4 ottobre 2019 – notiziario

Scritto da in data Ottobre 4, 2019

Eritrea, fuggono quattro giocatori della nazionale di calcio under 20 / Tunisia, nuova polemica intorno a Nabil Karoui / Rdc, 21 vittime nel crollo di una miniera / Kosovo, domenica si vota per le legislative, tra i favoriti Vjosa Osmani (foto) / Unione europea, i vertici si pronunciano per l’apertura dei colloqui di adesione con Albania e Macedonia / Irlanda del nord, il capo della polizia dice no all’impiego dei suoi agenti per controlli di frontiera / Turchia, il ministro dell’Interno tedesco Hors Seehofer loda il governo per gli aiuti a frenare l’immigrazione.

Questo e molto altro nel web notiziario di Radio Bullets, un podcast di notizie dal mondo oggi a cura di Paola Mirenda. Musiche di Walter Sguazzin.
(Foto tratta dalla campagna ufficiale della candidata premier del Ldk Vjosa Osmani)

Unione Europea

Il presidente del Consiglio europeo Donald Tusk, il presidente del Parlamento europeo Sassoli e la presidente della Commissione europea Ursula Van der Leyen hanno emesso un comunicato congiunto in cui chiedono di aprire ufficialmente i colloqui di adesione con Albania e Macedonia. La decisone finale spetterà alla riunibe del Consiglio europeo del prossimo 17 e 18 ottobre.

Corte europea

La negazione dell’Olocausto non è coperta dalla Convenzione europea dei diritti dell’uomo: lo ha detto la Corte del Consiglio d’Europa con sede a Strasburgo, che ieri ha respinto una denuncia del politico NPD Udo Pastörs. Pastörs era stato condannato in Germania nel 2012 a otto mesi di libertà vigilata e a una multa di seimila euro per aver definito la commemorazione dell’Olocausto un “teatrino interessato” e il ricordo dei morti come un’assunzione di colpa unilaterale. Il politico si era rivolto alla Corte europea invocando la libertà di espressione, ma per i giudici di Strasburgo le sue parole si oppongono ai valori della stessa Carta dei diritti umani che Pastörs invoca. Di qui, il respingimento della sua richiesta.

Kosovo

Si vota domenica per le elezioni legislative anticipate in Kosovo, dopo le dimissioni del premier avvenute a luglio. Per il presidente kosovaro Hashim Thaci si tratta di un voto contro o a favore della sua politica nei confronti della Serbia, con cui ha iniziato una normalizzazione delle relazioni.

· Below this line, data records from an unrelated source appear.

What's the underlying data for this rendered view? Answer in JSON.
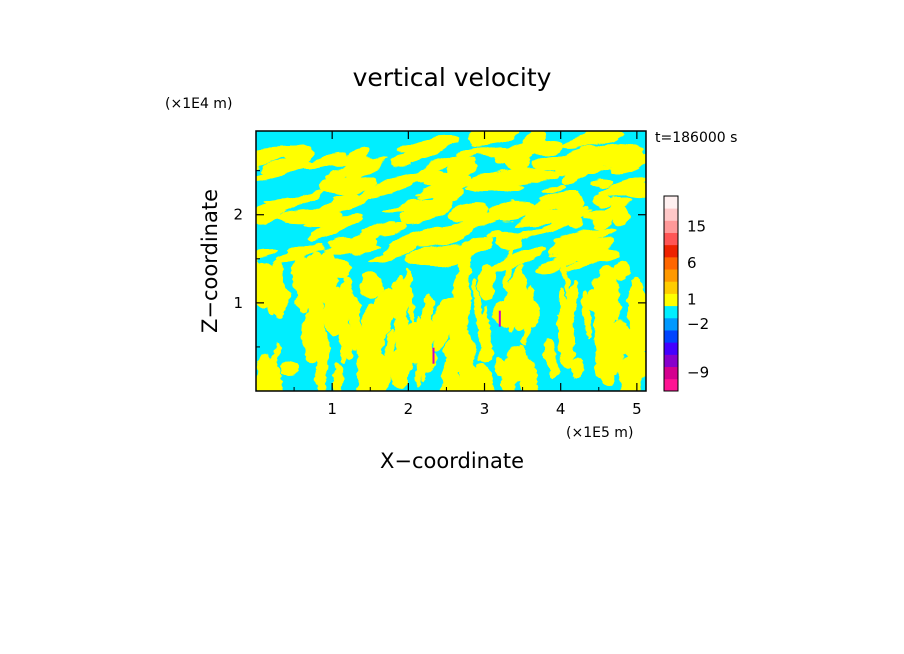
{
  "chart_data": {
    "type": "heatmap",
    "title": "vertical velocity",
    "xlabel": "X−coordinate",
    "ylabel": "Z−coordinate",
    "x_unit": "(×1E5 m)",
    "y_unit": "(×1E4 m)",
    "time_label": "t=186000 s",
    "xlim": [
      0,
      5.12
    ],
    "ylim": [
      0,
      2.95
    ],
    "x_ticks": [
      1,
      2,
      3,
      4,
      5
    ],
    "y_ticks": [
      1,
      2
    ],
    "field_colors": {
      "positive_weak": "#ffff00",
      "negative_weak": "#00eeff",
      "updraft_core": "#cc00cc"
    },
    "colorbar": {
      "tick_labels": [
        {
          "value": 15,
          "text": "15"
        },
        {
          "value": 6,
          "text": "6"
        },
        {
          "value": 1,
          "text": "1"
        },
        {
          "value": -2,
          "text": "−2"
        },
        {
          "value": -9,
          "text": "−9"
        }
      ],
      "segments": [
        {
          "color": "#ff1493"
        },
        {
          "color": "#d4008f"
        },
        {
          "color": "#8800cc"
        },
        {
          "color": "#4400ff"
        },
        {
          "color": "#0044ff"
        },
        {
          "color": "#0099ff"
        },
        {
          "color": "#00eeff"
        },
        {
          "color": "#ffff00"
        },
        {
          "color": "#ffcc00"
        },
        {
          "color": "#ff9900"
        },
        {
          "color": "#ff6600"
        },
        {
          "color": "#ee2200"
        },
        {
          "color": "#ff5555"
        },
        {
          "color": "#ff9999"
        },
        {
          "color": "#ffc8c8"
        },
        {
          "color": "#fff0f0"
        }
      ]
    }
  }
}
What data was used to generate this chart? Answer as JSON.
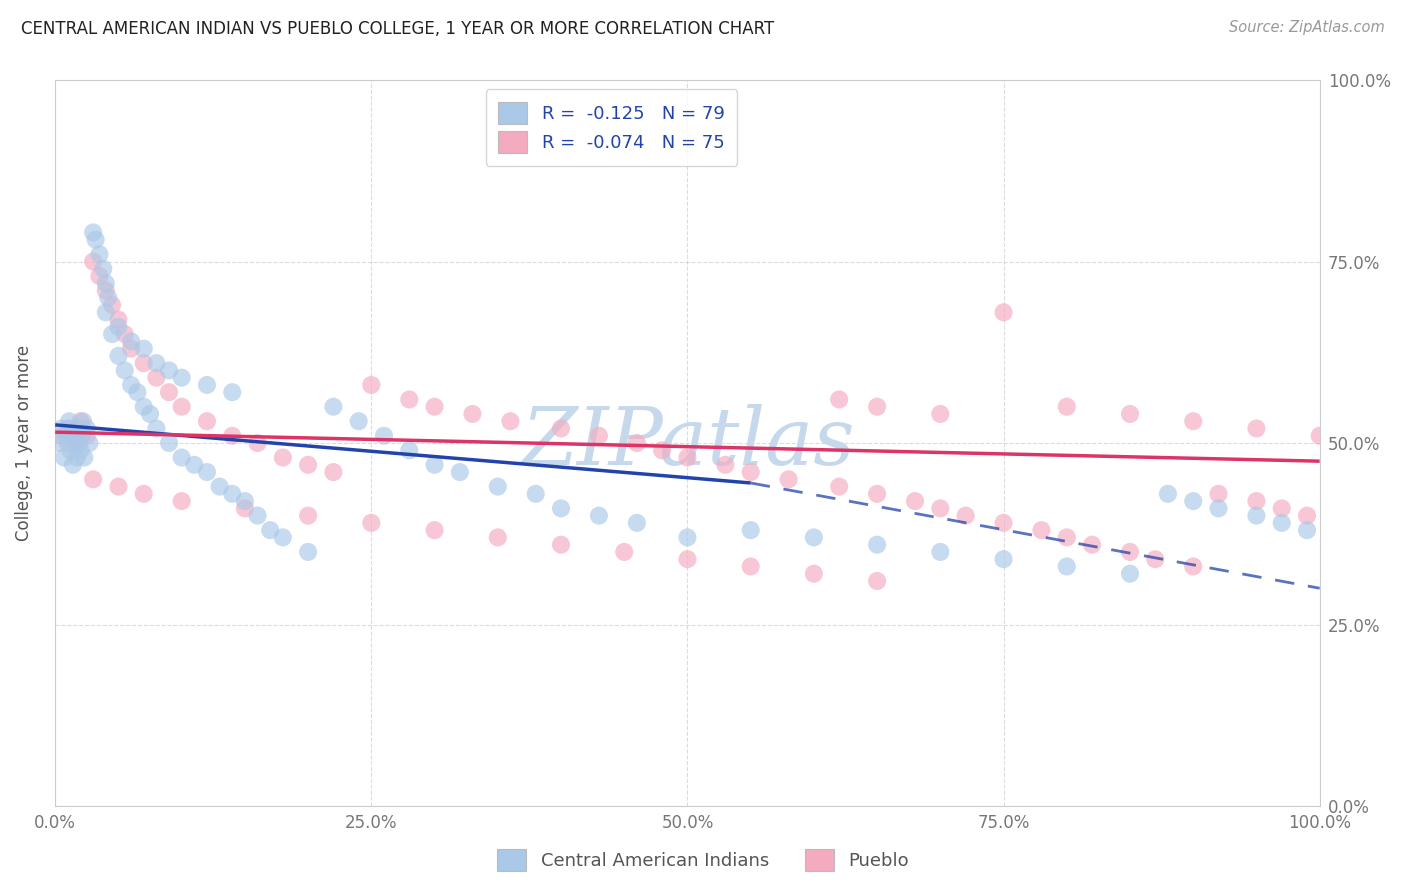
{
  "title": "CENTRAL AMERICAN INDIAN VS PUEBLO COLLEGE, 1 YEAR OR MORE CORRELATION CHART",
  "source": "Source: ZipAtlas.com",
  "ylabel": "College, 1 year or more",
  "legend_label1": "Central American Indians",
  "legend_label2": "Pueblo",
  "r1": -0.125,
  "n1": 79,
  "r2": -0.074,
  "n2": 75,
  "color1": "#aac8e8",
  "color2": "#f4aabf",
  "line_color1": "#2244aa",
  "line_color2": "#dd3366",
  "watermark_color": "#c5d8ec",
  "background_color": "#ffffff",
  "grid_color": "#cccccc",
  "tick_color": "#777777",
  "axis_label_color": "#555555",
  "title_color": "#222222",
  "source_color": "#999999",
  "legend_text_color": "#2244aa",
  "xlim": [
    0,
    100
  ],
  "ylim": [
    0,
    100
  ],
  "xtick_vals": [
    0,
    25,
    50,
    75,
    100
  ],
  "ytick_vals": [
    0,
    25,
    50,
    75,
    100
  ],
  "blue_solid_x0": 0,
  "blue_solid_y0": 52.5,
  "blue_solid_x1": 55,
  "blue_solid_y1": 44.5,
  "blue_dash_x0": 55,
  "blue_dash_y0": 44.5,
  "blue_dash_x1": 100,
  "blue_dash_y1": 30.0,
  "pink_solid_x0": 0,
  "pink_solid_y0": 51.5,
  "pink_solid_x1": 100,
  "pink_solid_y1": 47.5,
  "blue_pts_x": [
    0.3,
    0.5,
    0.7,
    0.9,
    1.0,
    1.1,
    1.2,
    1.3,
    1.4,
    1.5,
    1.6,
    1.7,
    1.8,
    1.9,
    2.0,
    2.1,
    2.2,
    2.3,
    2.5,
    2.7,
    3.0,
    3.2,
    3.5,
    3.8,
    4.0,
    4.2,
    4.5,
    5.0,
    5.5,
    6.0,
    6.5,
    7.0,
    7.5,
    8.0,
    9.0,
    10.0,
    11.0,
    12.0,
    13.0,
    14.0,
    15.0,
    16.0,
    17.0,
    18.0,
    20.0,
    22.0,
    24.0,
    26.0,
    28.0,
    30.0,
    32.0,
    35.0,
    38.0,
    40.0,
    43.0,
    46.0,
    50.0,
    55.0,
    60.0,
    65.0,
    70.0,
    75.0,
    80.0,
    85.0,
    88.0,
    90.0,
    92.0,
    95.0,
    97.0,
    99.0,
    10.0,
    12.0,
    14.0,
    4.0,
    5.0,
    6.0,
    7.0,
    8.0,
    9.0
  ],
  "blue_pts_y": [
    50.0,
    52.0,
    48.0,
    51.0,
    50.0,
    53.0,
    49.0,
    52.0,
    47.0,
    51.0,
    50.0,
    48.0,
    52.0,
    50.0,
    49.0,
    51.0,
    53.0,
    48.0,
    52.0,
    50.0,
    79.0,
    78.0,
    76.0,
    74.0,
    72.0,
    70.0,
    65.0,
    62.0,
    60.0,
    58.0,
    57.0,
    55.0,
    54.0,
    52.0,
    50.0,
    48.0,
    47.0,
    46.0,
    44.0,
    43.0,
    42.0,
    40.0,
    38.0,
    37.0,
    35.0,
    55.0,
    53.0,
    51.0,
    49.0,
    47.0,
    46.0,
    44.0,
    43.0,
    41.0,
    40.0,
    39.0,
    37.0,
    38.0,
    37.0,
    36.0,
    35.0,
    34.0,
    33.0,
    32.0,
    43.0,
    42.0,
    41.0,
    40.0,
    39.0,
    38.0,
    59.0,
    58.0,
    57.0,
    68.0,
    66.0,
    64.0,
    63.0,
    61.0,
    60.0
  ],
  "pink_pts_x": [
    0.5,
    1.0,
    1.5,
    2.0,
    2.5,
    3.0,
    3.5,
    4.0,
    4.5,
    5.0,
    5.5,
    6.0,
    7.0,
    8.0,
    9.0,
    10.0,
    12.0,
    14.0,
    16.0,
    18.0,
    20.0,
    22.0,
    25.0,
    28.0,
    30.0,
    33.0,
    36.0,
    40.0,
    43.0,
    46.0,
    48.0,
    50.0,
    53.0,
    55.0,
    58.0,
    62.0,
    65.0,
    68.0,
    70.0,
    72.0,
    75.0,
    78.0,
    80.0,
    82.0,
    85.0,
    87.0,
    90.0,
    92.0,
    95.0,
    97.0,
    99.0,
    62.0,
    65.0,
    70.0,
    75.0,
    80.0,
    85.0,
    90.0,
    95.0,
    100.0,
    3.0,
    5.0,
    7.0,
    10.0,
    15.0,
    20.0,
    25.0,
    30.0,
    35.0,
    40.0,
    45.0,
    50.0,
    55.0,
    60.0,
    65.0
  ],
  "pink_pts_y": [
    51.0,
    52.0,
    50.0,
    53.0,
    51.0,
    75.0,
    73.0,
    71.0,
    69.0,
    67.0,
    65.0,
    63.0,
    61.0,
    59.0,
    57.0,
    55.0,
    53.0,
    51.0,
    50.0,
    48.0,
    47.0,
    46.0,
    58.0,
    56.0,
    55.0,
    54.0,
    53.0,
    52.0,
    51.0,
    50.0,
    49.0,
    48.0,
    47.0,
    46.0,
    45.0,
    44.0,
    43.0,
    42.0,
    41.0,
    40.0,
    39.0,
    38.0,
    37.0,
    36.0,
    35.0,
    34.0,
    33.0,
    43.0,
    42.0,
    41.0,
    40.0,
    56.0,
    55.0,
    54.0,
    68.0,
    55.0,
    54.0,
    53.0,
    52.0,
    51.0,
    45.0,
    44.0,
    43.0,
    42.0,
    41.0,
    40.0,
    39.0,
    38.0,
    37.0,
    36.0,
    35.0,
    34.0,
    33.0,
    32.0,
    31.0
  ]
}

Tra i favoriti del voto la Lega democratica per il Kosovo, che ha come candidata premier Vjosa Osmani. È la prima volta che un grande partito politico nomina una donna a questa carica, e la sua designazione sembra aver ottenuto risultati nell’elettorato, visto che i sondaggi consegnano alla Lega democratica un buon risultato. Alle ultime elezioni legislative il partito è arrivato terzo con il 25,79 per cento dei consensi. Bune prospettive anche per il partito della sinistra nazionalista Vetëvendosje! (“Autodeterminazione”), noto per le sue accese proteste in parlamento. Nel 2017 aveva ottenuto il 27,5 per cento dei voti, classificandosi come il primo partito tra quelli non in coalizione, anche se non riuscito a formare il governo per mancanza di alleati.

Il prossimo leader del Kosovo sarà sottoposto a notevoli pressioni da parte dei suoi alleati occidentali affinché raggiungano un accordo di compromesso con la Serbia per normalizzare le loro relazioni e aprire la prospettiva di un’eventuale adesione all’UE per entrambi gli Stati.